Hemodialysis is the most common method used to treat advanced and permanent kidney failure. Since the 1960s, when hemodialysis first became a practical treatment for kidney failure, we've learned much about how to make hemodialysis treatments more effective and minimize side effects. In recent years, more compact and simpler dialysis machines have made home dialysis increasingly attractive. But even with better procedures and equipment, hemodialysis is still a complicated and inconvenient therapy that requires a coordinated effort from your whole health care team, including your nephrologist, dialysis nurse, dialysis technician, dietitian, and social worker. The most important members of your health care team are you and your family. By learning about your treatment, you can work with your health care team to give yourself the best possible results, and you can lead a full, active life.
When Your Kidneys Fail
Healthy kidneys clean your blood by removing excess fluid, minerals, and wastes. They also make hormones that keep your bones strong and your blood healthy. When your kidneys fail, harmful wastes build up in your body, your blood pressure may rise, and your body may retain excess fluid and not make enough red blood cells. When this happens, you need treatment to replace the work of your failed kidneys.
How Hemodialysis Works
In hemodialysis, your blood is allowed to flow, a few ounces at a time, through a special filter that removes wastes and extra fluids. The clean blood is then returned to your body. Removing the harmful wastes and extra salt and fluids helps control your blood pressure and keep the proper balance of chemicals like potassium and sodium in your body.
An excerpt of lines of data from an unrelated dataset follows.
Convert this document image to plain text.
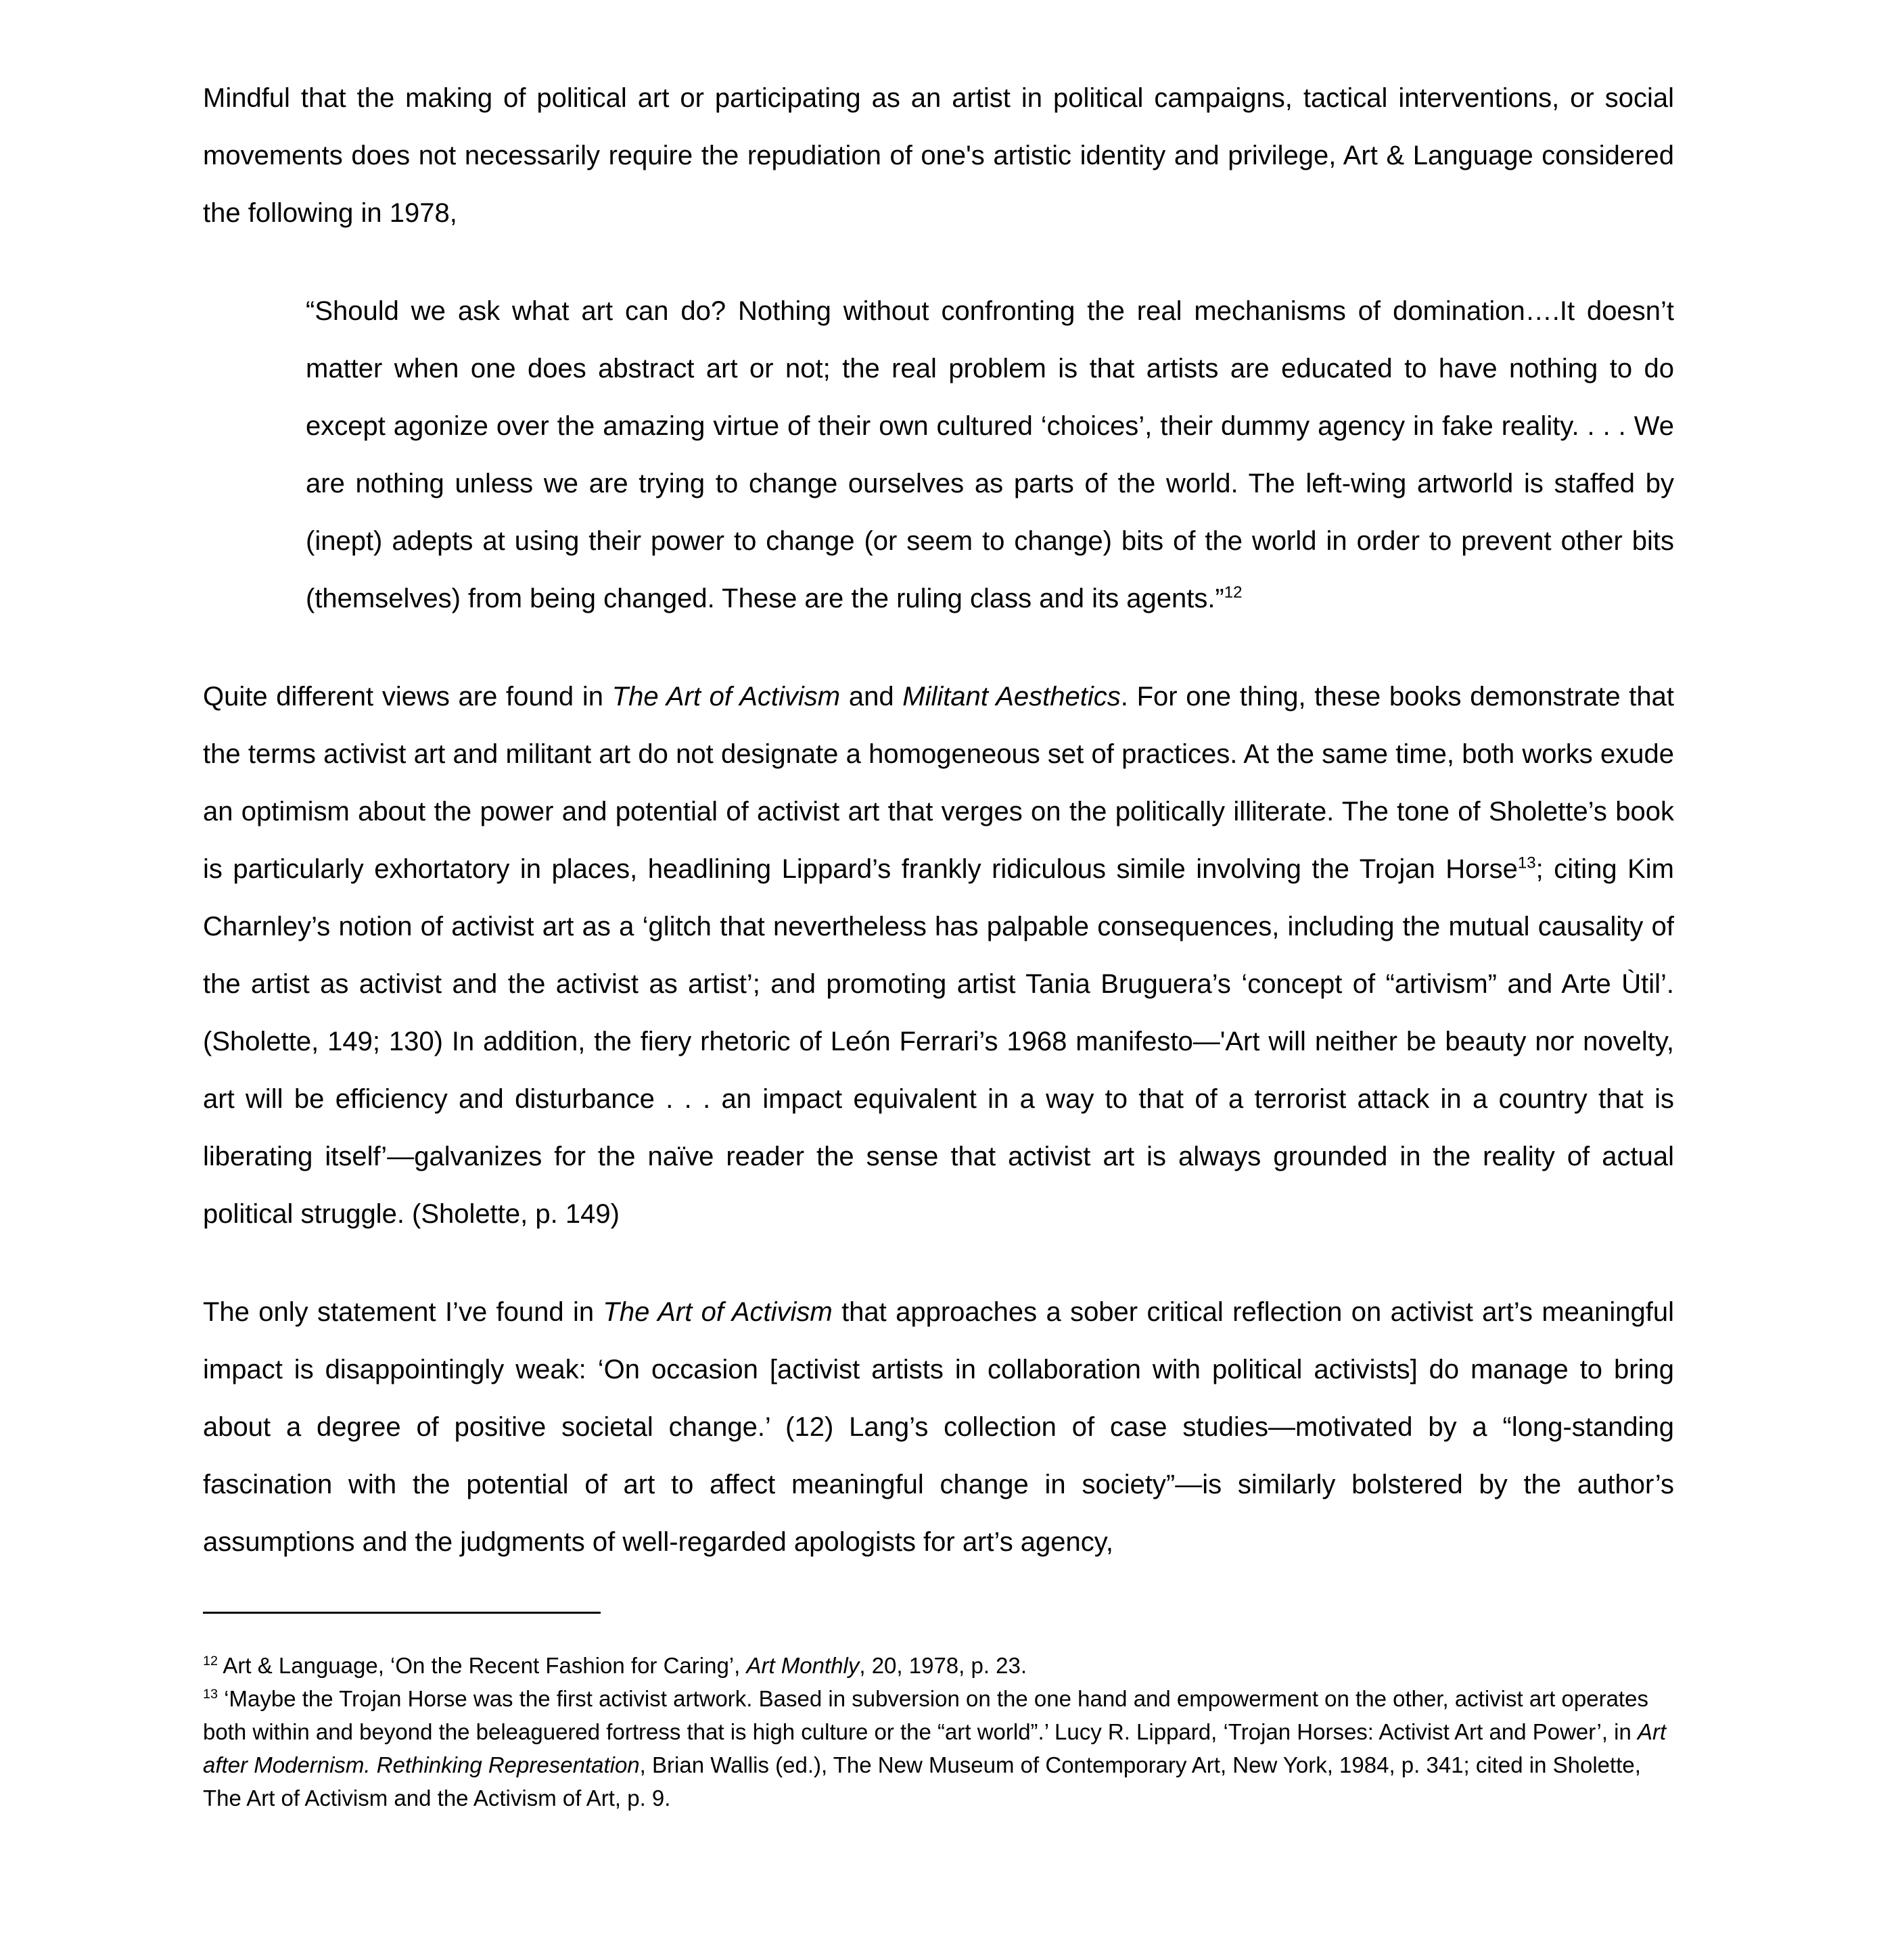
Mindful that the making of political art or participating as an artist in political campaigns, tactical interventions, or social movements does not necessarily require the repudiation of one's artistic identity and privilege, Art & Language considered the following in 1978,

“Should we ask what art can do? Nothing without confronting the real mechanisms of domination….It doesn’t matter when one does abstract art or not; the real problem is that artists are educated to have nothing to do except agonize over the amazing virtue of their own cultured ‘choices’, their dummy agency in fake reality. . . . We are nothing unless we are trying to change ourselves as parts of the world. The left-wing artworld is staffed by (inept) adepts at using their power to change (or seem to change) bits of the world in order to prevent other bits (themselves) from being changed. These are the ruling class and its agents.”$^{12}$

Quite different views are found in The Art of Activism and Militant Aesthetics. For one thing, these books demonstrate that the terms activist art and militant art do not designate a homogeneous set of practices. At the same time, both works exude an optimism about the power and potential of activist art that verges on the politically illiterate. The tone of Sholette’s book is particularly exhortatory in places, headlining Lippard’s frankly ridiculous simile involving the Trojan Horse$^{13}$; citing Kim Charnley’s notion of activist art as a ‘glitch that nevertheless has palpable consequences, including the mutual causality of the artist as activist and the activist as artist’; and promoting artist Tania Bruguera’s ‘concept of “artivism” and Arte Ùtil’. (Sholette, 149; 130) In addition, the fiery rhetoric of León Ferrari’s 1968 manifesto—'Art will neither be beauty nor novelty, art will be efficiency and disturbance . . . an impact equivalent in a way to that of a terrorist attack in a country that is liberating itself’—galvanizes for the naïve reader the sense that activist art is always grounded in the reality of actual political struggle. (Sholette, p. 149)

The only statement I’ve found in The Art of Activism that approaches a sober critical reflection on activist art’s meaningful impact is disappointingly weak: ‘On occasion [activist artists in collaboration with political activists] do manage to bring about a degree of positive societal change.’ (12) Lang’s collection of case studies—motivated by a “long-standing fascination with the potential of art to affect meaningful change in society”—is similarly bolstered by the author’s assumptions and the judgments of well-regarded apologists for art’s agency,

$^{12}$ Art & Language, ‘On the Recent Fashion for Caring’, Art Monthly, 20, 1978, p. 23.

$^{13}$ ‘Maybe the Trojan Horse was the first activist artwork. Based in subversion on the one hand and empowerment on the other, activist art operates both within and beyond the beleaguered fortress that is high culture or the “art world”.’ Lucy R. Lippard, ‘Trojan Horses: Activist Art and Power’, in Art after Modernism. Rethinking Representation, Brian Wallis (ed.), The New Museum of Contemporary Art, New York, 1984, p. 341; cited in Sholette, The Art of Activism and the Activism of Art, p. 9.
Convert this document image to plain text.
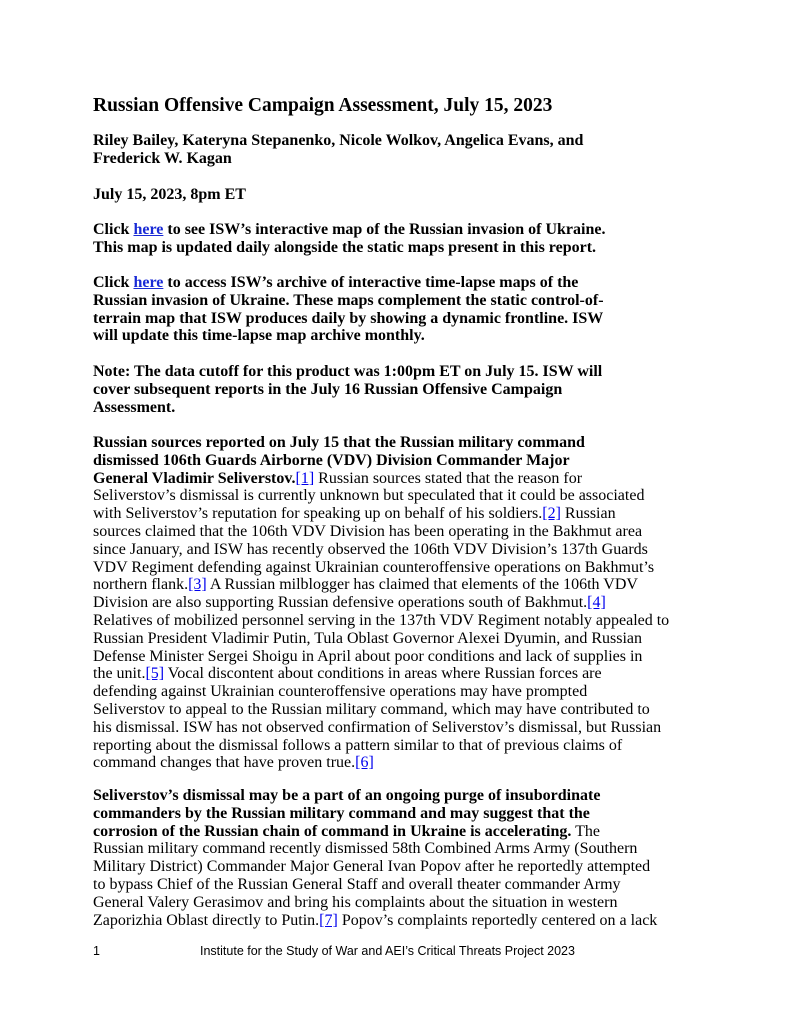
Russian Offensive Campaign Assessment, July 15, 2023

Riley Bailey, Kateryna Stepanenko, Nicole Wolkov, Angelica Evans, and
Frederick W. Kagan

July 15, 2023, 8pm ET

Click here to see ISW’s interactive map of the Russian invasion of Ukraine.
This map is updated daily alongside the static maps present in this report.

Click here to access ISW’s archive of interactive time-lapse maps of the
Russian invasion of Ukraine. These maps complement the static control-of-
terrain map that ISW produces daily by showing a dynamic frontline. ISW
will update this time-lapse map archive monthly.

Note: The data cutoff for this product was 1:00pm ET on July 15. ISW will
cover subsequent reports in the July 16 Russian Offensive Campaign
Assessment.

Russian sources reported on July 15 that the Russian military command
dismissed 106th Guards Airborne (VDV) Division Commander Major
General Vladimir Seliverstov.[1] Russian sources stated that the reason for
Seliverstov’s dismissal is currently unknown but speculated that it could be associated
with Seliverstov’s reputation for speaking up on behalf of his soldiers.[2] Russian
sources claimed that the 106th VDV Division has been operating in the Bakhmut area
since January, and ISW has recently observed the 106th VDV Division’s 137th Guards
VDV Regiment defending against Ukrainian counteroffensive operations on Bakhmut’s
northern flank.[3] A Russian milblogger has claimed that elements of the 106th VDV
Division are also supporting Russian defensive operations south of Bakhmut.[4]
Relatives of mobilized personnel serving in the 137th VDV Regiment notably appealed to
Russian President Vladimir Putin, Tula Oblast Governor Alexei Dyumin, and Russian
Defense Minister Sergei Shoigu in April about poor conditions and lack of supplies in
the unit.[5] Vocal discontent about conditions in areas where Russian forces are
defending against Ukrainian counteroffensive operations may have prompted
Seliverstov to appeal to the Russian military command, which may have contributed to
his dismissal. ISW has not observed confirmation of Seliverstov’s dismissal, but Russian
reporting about the dismissal follows a pattern similar to that of previous claims of
command changes that have proven true.[6]

Seliverstov’s dismissal may be a part of an ongoing purge of insubordinate
commanders by the Russian military command and may suggest that the
corrosion of the Russian chain of command in Ukraine is accelerating. The
Russian military command recently dismissed 58th Combined Arms Army (Southern
Military District) Commander Major General Ivan Popov after he reportedly attempted
to bypass Chief of the Russian General Staff and overall theater commander Army
General Valery Gerasimov and bring his complaints about the situation in western
Zaporizhia Oblast directly to Putin.[7] Popov’s complaints reportedly centered on a lack

1	Institute for the Study of War and AEI’s Critical Threats Project 2023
One of the biggest adjustments you must make when you start hemodialysis treatments is following a strict schedule. Most patients go to a clinic-a dialysis center-three times a week for 3 to 5 or more hours each visit. For example, you may be on a Monday-Wednesday-Friday schedule or a Tuesday-Thursday-Saturday schedule. You may be asked to choose a morning, afternoon, or evening shift, depending on availability and capacity at the dialysis unit. Your dialysis center will explain your options for scheduling regular treatments.
Researchers are exploring whether shorter daily sessions, or longer sessions performed overnight while the patient sleeps, are more effective in removing wastes. Newer dialysis machines make these alternatives more practical with home dialysis. But the Federal Government has not yet established a policy to pay for more than three hemodialysis sessions a week.